5. A man cleaning a bird feeder on the balcony of his condominium apartment in Toronto, who slipped and fell 23 stories to his death.
Samuel Mackey, 55, was standing on a wheelchair when the accident occurred, said Inspector Drew Bonner of the Regional Police. “It appears that the chair moved, and he went over the balcony,” Bonner said.
But this year’s Darwin Award goes to two men from Arkansas, who didn’t die at all, but were injured when their pickup truck left the road and struck a tree near Cotton Patch on State Highway 38. Jimmy Tucker, 33, of Des Arc, and Billy Rob Dover, 38, of Little Rock, were returning to Des Arc after a frog-hunting trip.
On the overcast Sunday night, Dover’s pickup headlights malfunctioned, and the men concluded that the headlight fuse on the older-model truck had burned out.

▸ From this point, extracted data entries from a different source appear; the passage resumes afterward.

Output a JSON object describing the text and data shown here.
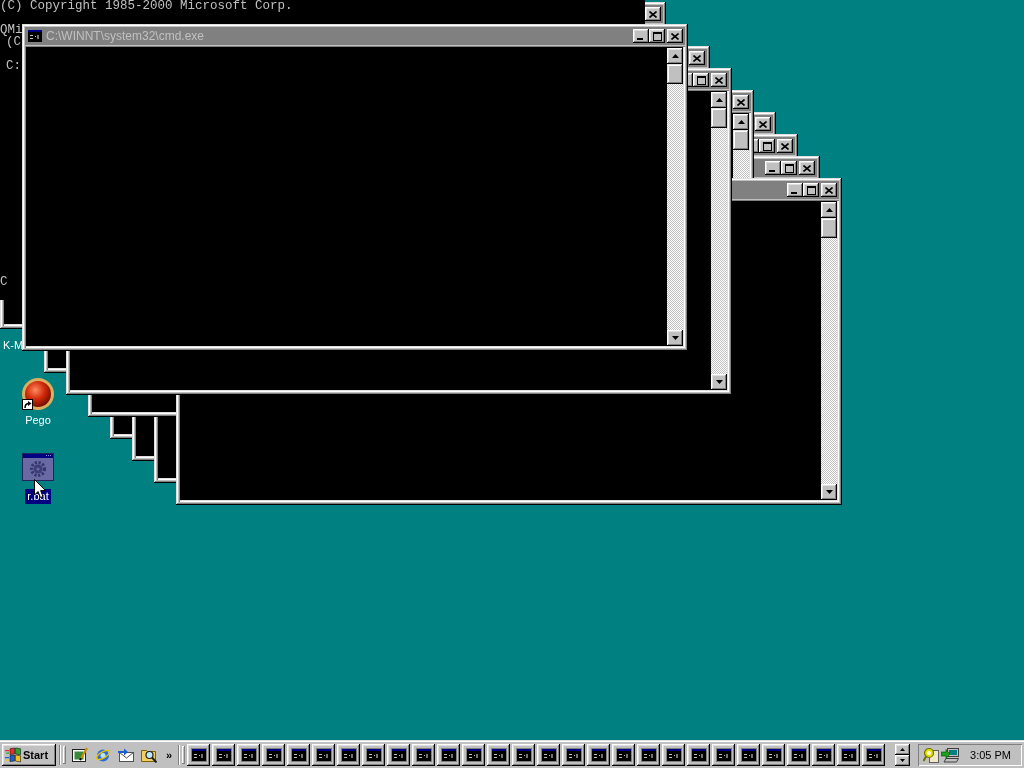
{
  "console_remnant": {
    "lines": [
      "(C) Copyright 1985-2000 Microsoft Corp.",
      "QMi",
      "(C",
      "C:",
      "C"
    ]
  },
  "windows": [
    {
      "active": false
    },
    {
      "title": "C:\\WINNT\\system32\\cmd.exe",
      "active": false
    },
    {
      "active": false
    },
    {
      "active": false
    },
    {
      "active": false
    },
    {
      "active": false
    },
    {
      "active": false
    },
    {
      "active": false
    },
    {
      "active": false
    }
  ],
  "desktop": {
    "icons": [
      {
        "label": "K-M",
        "kind": "covered",
        "selected": false
      },
      {
        "label": "Pego",
        "kind": "shortcut",
        "selected": false
      },
      {
        "label": "r.bat",
        "kind": "batch",
        "selected": true
      }
    ]
  },
  "taskbar": {
    "start_label": "Start",
    "quick_launch_more": "»",
    "window_buttons": [
      {
        "pressed": false
      },
      {
        "pressed": false
      },
      {
        "pressed": false
      },
      {
        "pressed": false
      },
      {
        "pressed": false
      },
      {
        "pressed": false
      },
      {
        "pressed": false
      },
      {
        "pressed": false
      },
      {
        "pressed": false
      },
      {
        "pressed": false
      },
      {
        "pressed": false
      },
      {
        "pressed": false
      },
      {
        "pressed": false
      },
      {
        "pressed": false
      },
      {
        "pressed": false
      },
      {
        "pressed": false
      },
      {
        "pressed": false
      },
      {
        "pressed": false
      },
      {
        "pressed": false
      },
      {
        "pressed": false
      },
      {
        "pressed": false
      },
      {
        "pressed": false
      },
      {
        "pressed": false
      },
      {
        "pressed": false
      },
      {
        "pressed": false
      },
      {
        "pressed": false
      },
      {
        "pressed": false
      },
      {
        "pressed": false
      }
    ],
    "clock": "3:05 PM"
  }
}
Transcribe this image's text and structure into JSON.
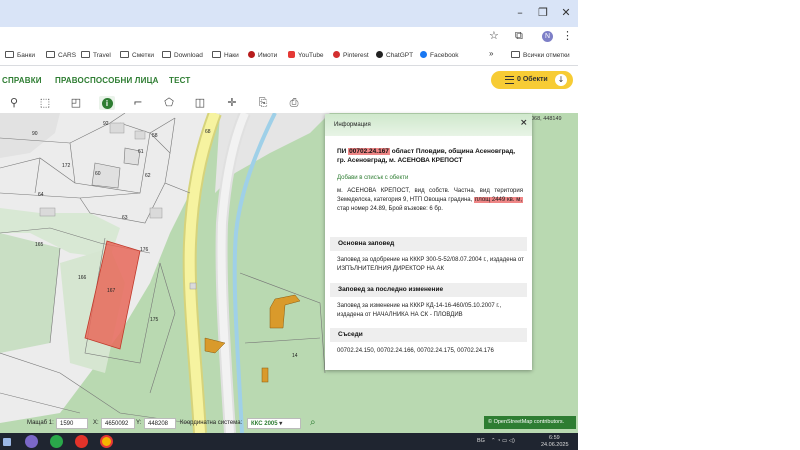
{
  "browser": {
    "window_controls": {
      "minimize": "–",
      "maximize": "❐",
      "close": "✕"
    },
    "profile_initial": "N",
    "bookmarks": [
      {
        "label": "Банки",
        "icon": "folder-icon"
      },
      {
        "label": "CARS",
        "icon": "folder-icon"
      },
      {
        "label": "Travel",
        "icon": "folder-icon"
      },
      {
        "label": "Сметки",
        "icon": "folder-icon"
      },
      {
        "label": "Download",
        "icon": "folder-icon"
      },
      {
        "label": "Наки",
        "icon": "folder-icon"
      },
      {
        "label": "Имоти",
        "icon": "circle-icon",
        "color": "#b71c1c"
      },
      {
        "label": "YouTube",
        "icon": "youtube-icon",
        "color": "#e53935"
      },
      {
        "label": "Pinterest",
        "icon": "pinterest-icon",
        "color": "#d32f2f"
      },
      {
        "label": "ChatGPT",
        "icon": "chatgpt-icon",
        "color": "#222222"
      },
      {
        "label": "Facebook",
        "icon": "facebook-icon",
        "color": "#1877f2"
      }
    ],
    "bookmarks_overflow": "»",
    "all_bookmarks": "Всички отметки"
  },
  "app": {
    "nav": [
      "СПРАВКИ",
      "ПРАВОСПОСОБНИ ЛИЦА",
      "ТЕСТ"
    ],
    "objects_button": "0 Обекти",
    "accent_color": "#2e7d32",
    "objects_color": "#f7cc35"
  },
  "map": {
    "coords_fragment": "068, 448149",
    "parcel_labels": [
      "92",
      "61",
      "68",
      "90",
      "58",
      "172",
      "60",
      "62",
      "64",
      "63",
      "165",
      "176",
      "166",
      "167",
      "175",
      "14"
    ],
    "selected_parcel_color": "#e8685a"
  },
  "info": {
    "header": "Информация",
    "close": "×",
    "title_prefix": "ПИ",
    "title_id": "00702.24.167",
    "title_rest": "област Пловдив, община Асеновград, гр. Асеновград, м. АСЕНОВА КРЕПОСТ",
    "add_link": "Добави в списък с обекти",
    "desc_part1": "м. АСЕНОВА КРЕПОСТ, вид собств. Частна, вид територия Земеделска, категория 9, НТП Овощна градина,",
    "desc_area": "площ 2449 кв. м,",
    "desc_part2": "стар номер 24.89, Брой възкове: 6 бр.",
    "order_title": "Основна заповед",
    "order_text": "Заповед за одобрение на КККР 300-5-52/08.07.2004 г., издадена от ИЗПЪЛНИТЕЛНИЯ ДИРЕКТОР НА АК",
    "last_change_title": "Заповед за последно изменение",
    "last_change_text": "Заповед за изменение на КККР КД-14-16-460/05.10.2007 г., издадена от НАЧАЛНИКА НА СК - ПЛОВДИВ",
    "neighbors_title": "Съседи",
    "neighbors_text": "00702.24.150, 00702.24.166, 00702.24.175, 00702.24.176"
  },
  "bottom": {
    "scale_label": "Мащаб 1:",
    "scale_value": "1590",
    "x_label": "X:",
    "x_value": "4650092",
    "y_label": "Y:",
    "y_value": "448208",
    "coord_system_label": "Координатна система:",
    "coord_system_value": "ККС 2005",
    "osm_credit": "© OpenStreetMap contributors."
  },
  "taskbar": {
    "lang": "BG",
    "time": "6:59",
    "date": "24.06.2025"
  }
}
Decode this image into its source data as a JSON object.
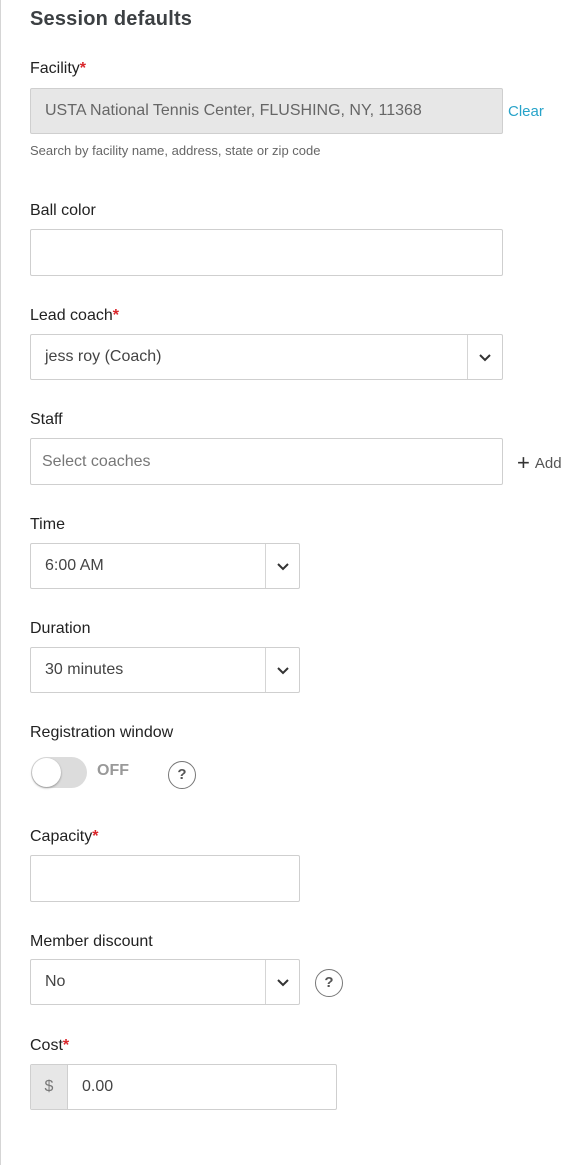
{
  "section": {
    "title": "Session defaults"
  },
  "facility": {
    "label": "Facility",
    "required_mark": "*",
    "value": "USTA National Tennis Center, FLUSHING, NY, 11368",
    "clear_label": "Clear",
    "hint": "Search by facility name, address, state or zip code"
  },
  "ball_color": {
    "label": "Ball color",
    "value": ""
  },
  "lead_coach": {
    "label": "Lead coach",
    "required_mark": "*",
    "value": "jess roy (Coach)"
  },
  "staff": {
    "label": "Staff",
    "placeholder": "Select coaches",
    "add_label": "Add"
  },
  "time": {
    "label": "Time",
    "value": "6:00 AM"
  },
  "duration": {
    "label": "Duration",
    "value": "30 minutes"
  },
  "registration_window": {
    "label": "Registration window",
    "state_label": "OFF",
    "enabled": false,
    "help": "?"
  },
  "capacity": {
    "label": "Capacity",
    "required_mark": "*",
    "value": ""
  },
  "member_discount": {
    "label": "Member discount",
    "value": "No",
    "help": "?"
  },
  "cost": {
    "label": "Cost",
    "required_mark": "*",
    "currency": "$",
    "value": "0.00"
  },
  "icons": {
    "select_arrow": "chevron-down-icon",
    "add": "plus-icon",
    "help": "question-circle-icon"
  },
  "colors": {
    "link": "#27a3c9",
    "required": "#d9262b",
    "disabled_bg": "#e7e7e7"
  }
}
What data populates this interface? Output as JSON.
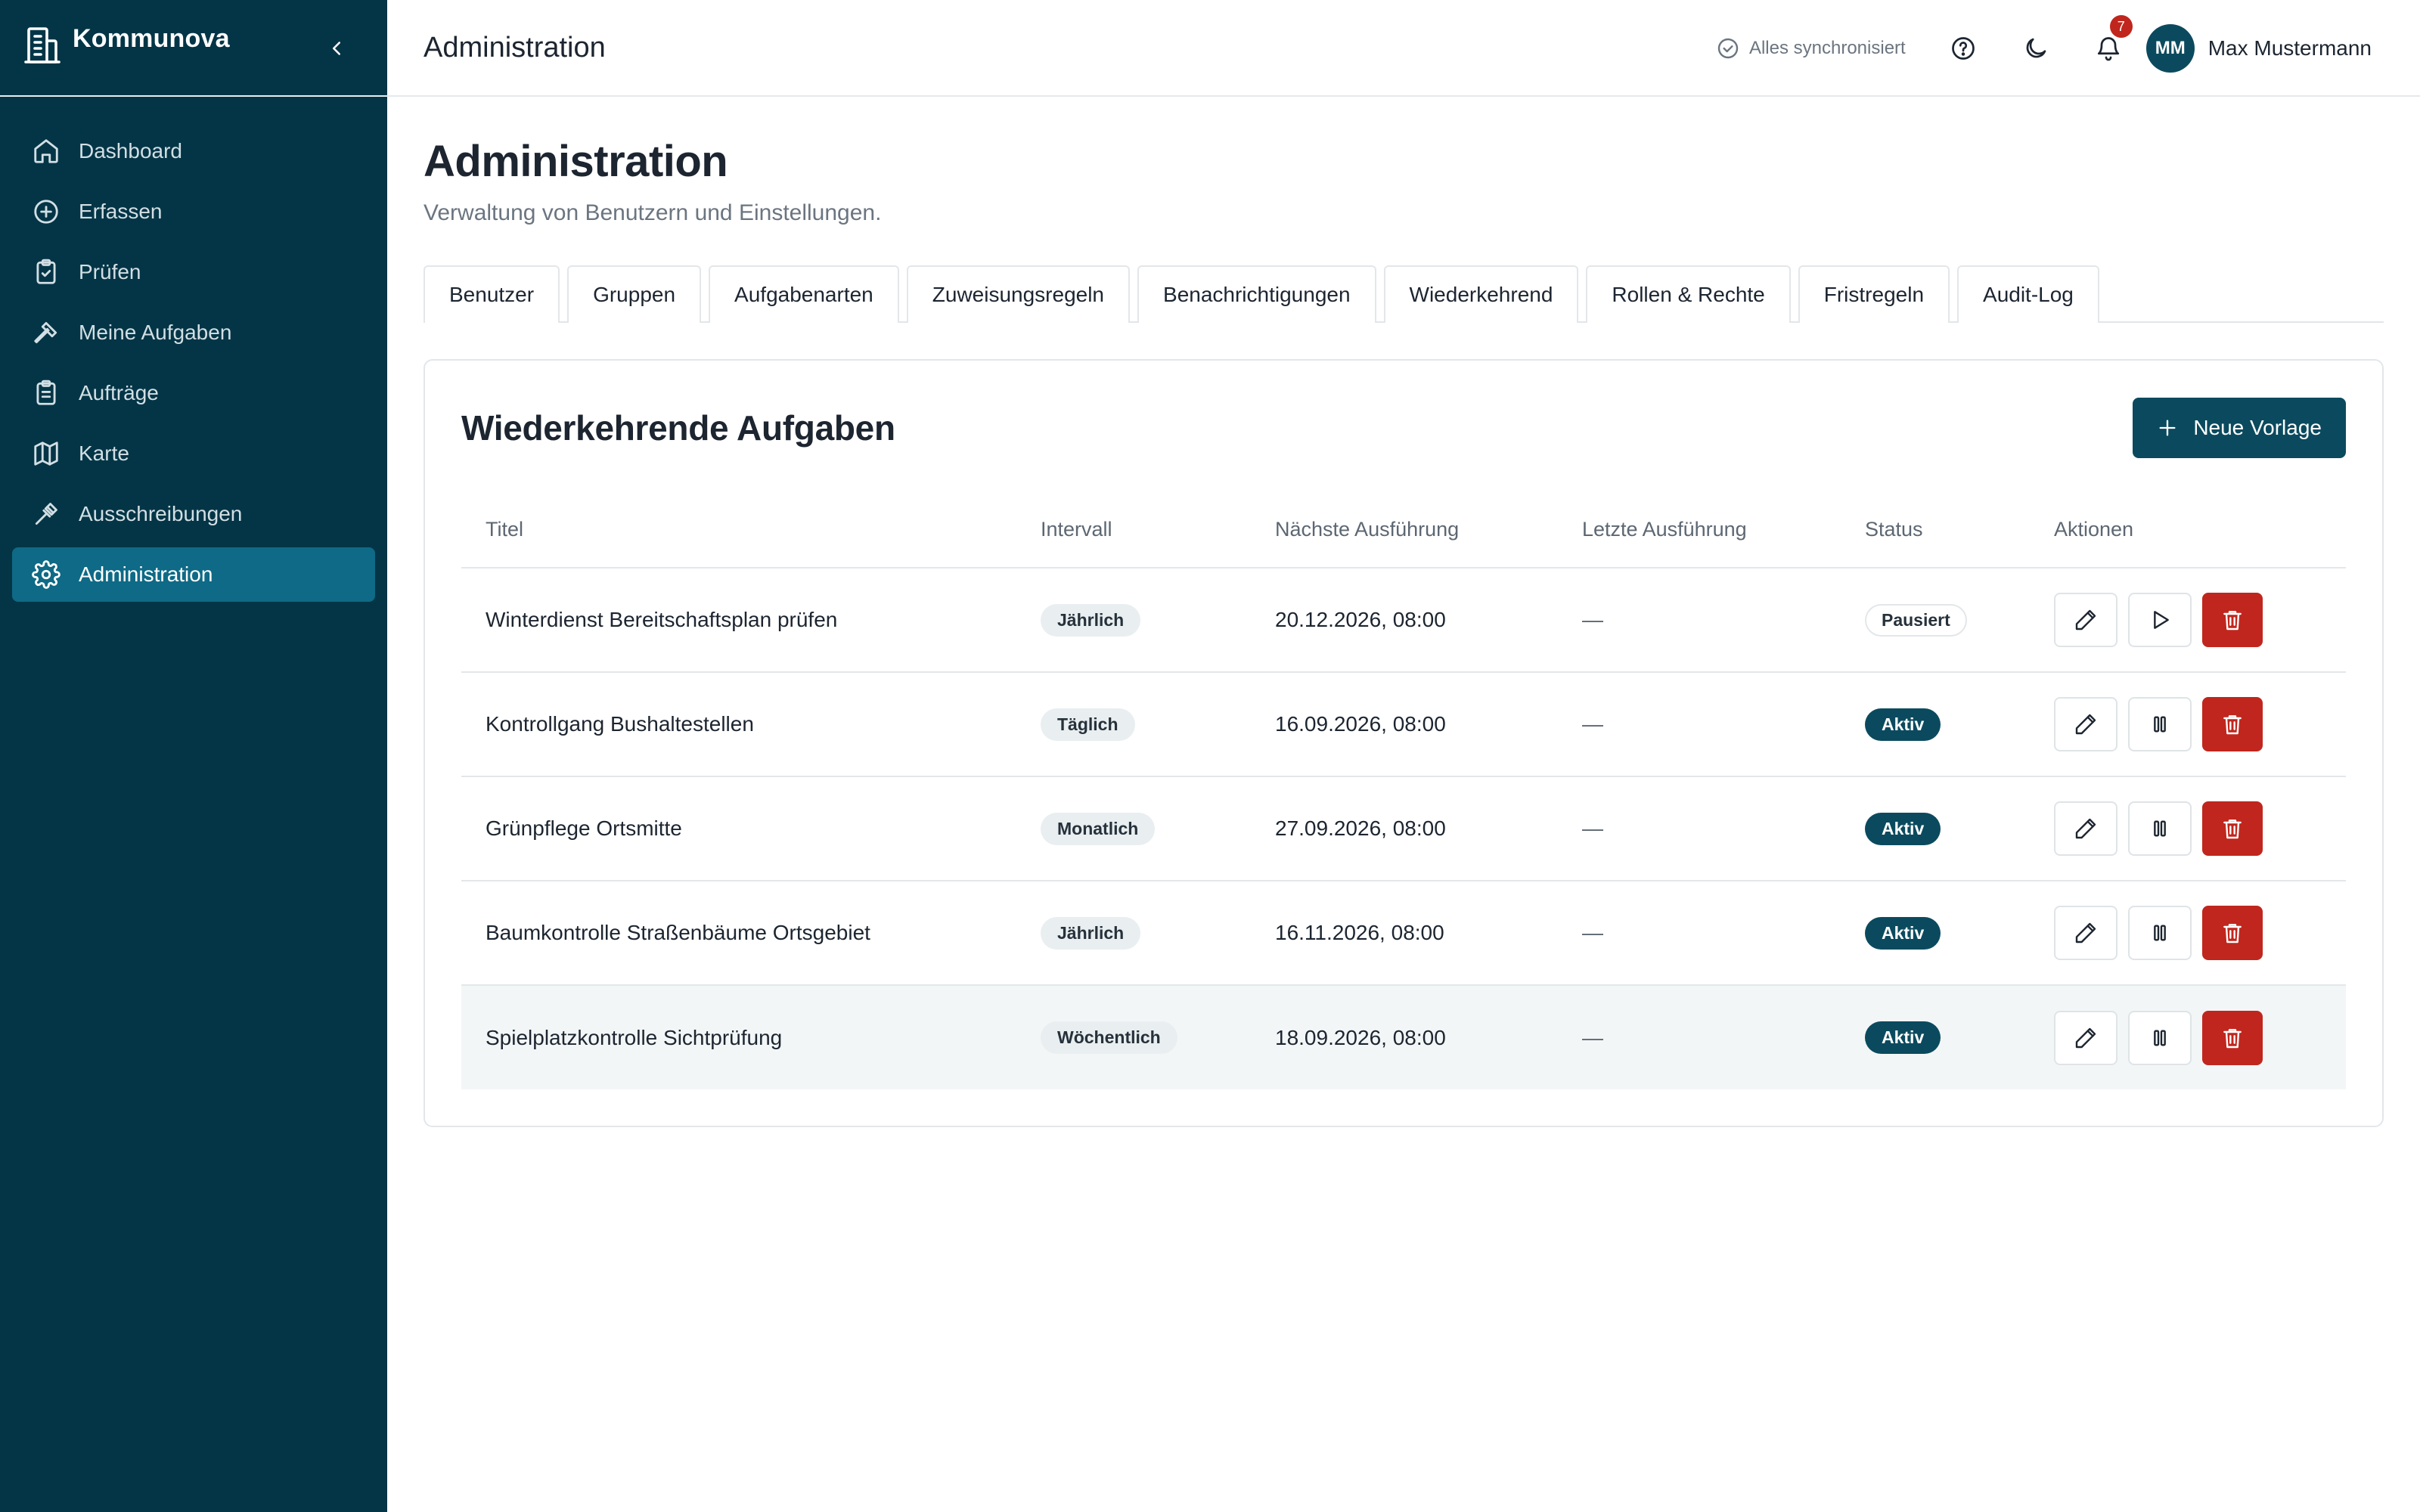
{
  "app": {
    "name": "Kommunova",
    "page_title": "Administration"
  },
  "sidebar": {
    "items": [
      {
        "label": "Dashboard",
        "icon": "home-icon"
      },
      {
        "label": "Erfassen",
        "icon": "plus-circle-icon"
      },
      {
        "label": "Prüfen",
        "icon": "clipboard-check-icon"
      },
      {
        "label": "Meine Aufgaben",
        "icon": "hammer-icon"
      },
      {
        "label": "Aufträge",
        "icon": "clipboard-list-icon"
      },
      {
        "label": "Karte",
        "icon": "map-icon"
      },
      {
        "label": "Ausschreibungen",
        "icon": "gavel-icon"
      },
      {
        "label": "Administration",
        "icon": "gear-icon"
      }
    ],
    "active_index": 7
  },
  "topbar": {
    "sync_status": "Alles synchronisiert",
    "notification_count": "7",
    "avatar_initials": "MM",
    "user_name": "Max Mustermann"
  },
  "main": {
    "title": "Administration",
    "subtitle": "Verwaltung von Benutzern und Einstellungen.",
    "tabs": [
      "Benutzer",
      "Gruppen",
      "Aufgabenarten",
      "Zuweisungsregeln",
      "Benachrichtigungen",
      "Wiederkehrend",
      "Rollen & Rechte",
      "Fristregeln",
      "Audit-Log"
    ],
    "active_tab": "Wiederkehrend"
  },
  "card": {
    "title": "Wiederkehrende Aufgaben",
    "new_button": "Neue Vorlage",
    "columns": [
      "Titel",
      "Intervall",
      "Nächste Ausführung",
      "Letzte Ausführung",
      "Status",
      "Aktionen"
    ],
    "rows": [
      {
        "title": "Winterdienst Bereitschaftsplan prüfen",
        "interval": "Jährlich",
        "next": "20.12.2026, 08:00",
        "last": "—",
        "status": "Pausiert"
      },
      {
        "title": "Kontrollgang Bushaltestellen",
        "interval": "Täglich",
        "next": "16.09.2026, 08:00",
        "last": "—",
        "status": "Aktiv"
      },
      {
        "title": "Grünpflege Ortsmitte",
        "interval": "Monatlich",
        "next": "27.09.2026, 08:00",
        "last": "—",
        "status": "Aktiv"
      },
      {
        "title": "Baumkontrolle Straßenbäume Ortsgebiet",
        "interval": "Jährlich",
        "next": "16.11.2026, 08:00",
        "last": "—",
        "status": "Aktiv"
      },
      {
        "title": "Spielplatzkontrolle Sichtprüfung",
        "interval": "Wöchentlich",
        "next": "18.09.2026, 08:00",
        "last": "—",
        "status": "Aktiv"
      }
    ]
  },
  "colors": {
    "sidebar_bg": "#043546",
    "sidebar_active": "#0e6a86",
    "primary": "#0b4a5e",
    "danger": "#c0261d"
  }
}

As a replacement fuse was not available, Tucker noticed that the 22 caliber bullets from his pistol fit perfectly into the fuse box next to the steering-wheel column.
Upon inserting the bullet, the headlights again began to operate properly, and the two men proceeded eastbound toward the White River Bridge.
After traveling approximately 20 miles, and just before crossing the river, the bullet apparently overheated, discharged, and struck Dover in the testicles.
The vehicle swerved sharply right, exiting the pavement, and striking a tree. Dover suffered only minor cuts and abrasions from the accident but will require extensive surgery to repair the damage.
Tucker sustained a broken clavicle and was treated and released. “Thank God we weren’t on that bridge when Billy shot himself, or we might both be dead,” stated Tucker.
Upon being notified of the accident, Opal (Tucker’s wife) asked how many frogs the boys had caught and did anyone bother to get them from the truck. People still gotta eat.